FROM:  U.S. STATE DEPARTMENT
U.S. Relations With Afghanistan
Bureau of South and Central Asian Affairs
Fact Sheet
June 19, 2012
On May 2, 2012, President Barack Obama and Afghan President Hamid Karzai signed the Enduring Strategic Partnership Agreement between the Islamic Republic of Afghanistan and the United States of America, a 10-year strategic partnership agreement (SPA) that demonstrates the United States’ enduring commitment to strengthen Afghanistan’s sovereignty, stability, and prosperity and continue cooperation to defeat al-Qaida and its affiliates. This agreement also signals the U.S. intent to designate Afghanistan as a Major Non-NATO Ally.

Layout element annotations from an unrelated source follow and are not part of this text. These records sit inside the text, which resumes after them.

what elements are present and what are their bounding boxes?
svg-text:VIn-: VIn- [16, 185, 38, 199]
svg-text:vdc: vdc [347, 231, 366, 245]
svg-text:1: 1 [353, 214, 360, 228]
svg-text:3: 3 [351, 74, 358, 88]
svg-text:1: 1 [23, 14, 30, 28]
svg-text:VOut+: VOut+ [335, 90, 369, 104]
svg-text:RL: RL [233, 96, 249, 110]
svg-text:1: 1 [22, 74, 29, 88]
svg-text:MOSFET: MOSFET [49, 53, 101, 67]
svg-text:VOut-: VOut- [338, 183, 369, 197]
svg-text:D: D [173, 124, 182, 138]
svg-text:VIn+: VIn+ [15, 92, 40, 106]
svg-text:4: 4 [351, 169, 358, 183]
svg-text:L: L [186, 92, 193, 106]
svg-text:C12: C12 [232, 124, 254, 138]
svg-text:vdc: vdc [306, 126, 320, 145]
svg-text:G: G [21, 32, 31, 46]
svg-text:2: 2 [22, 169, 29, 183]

The signing of the SPA marks the culmination of over 10 years of U.S. involvement in Afghanistan, supporting the elected government, providing development aid, and stabilizing the country. During that time, the core U.S. goal in Afghanistan has been to disrupt, dismantle, and defeat al-Qaida and its affiliates, and to prevent their return to Afghanistan.

At the December 2011 Bonn Conference, the U.S. and other international partners committed to assisting in Afghanistan’s development through 2024. The U.S. continues to support a broad-based government in Afghanistan, representative of all Afghans. Afghan forces have begun taking the lead for security in many areas of the country, and the transition of full security responsibility for Afghanistan from the International Security Assistance Force (ISAF) to Afghan forces will be completed by the end of 2014.

U.S. Assistance to Afghanistan
The U.S. has made a long-term commitment to help Afghanistan rebuild itself after years of war. While the U.S. combat mission in Afghanistan is transitioning primary security responsibility to Afghan National Security Forces, the United States plans to remain politically, diplomatically, and economically engaged in Afghanistan for the long term. The U.S. and others in the international community currently provide resources and expertise to Afghanistan in a variety of areas, including humanitarian relief and assistance, capacity-building, security needs, counter-narcotic programs, and infrastructure projects.

The United States supports the Afghan Government's goals of focusing on reintegration and reconciliation, economic development, improving relations with Afghanistan’s regional partners, and steadily increasing the security capability of Afghan security forces. The U.S. encourages the Afghan Government to take strong actions to combat corruption and improve governance, and to provide better services for the people of Afghanistan, while maintaining and expanding on the important democratic reforms and advances in women’s rights that have been made since 2001.

Bilateral Economic Relations
Afghanistan has signed a Trade and Investment Framework Agreement with the United States, but a Bilateral Investment Treaty has not been negotiated. There is no Bilateral Taxation Treaty between Afghanistan and the United States.

For 2011, U.S. goods imports from Afghanistan amounted to less than 1% of U.S. goods exports to the country. Efforts are underway to encourage improvements in the business climate to attract foreign trade and investment as well as to stimulate additional trade with the United States through trade capacity development, including through World Trade Organization (WTO) accession.

Afghanistan's Membership in International Organizations
Afghanistan and the United States belong to a number of the same international organizations, including the United Nations, International Monetary Fund, and World Bank. Afghanistan also is a Partner for Cooperation with the Organization for Security and Cooperation in Europe and is working toward accession to the WTO.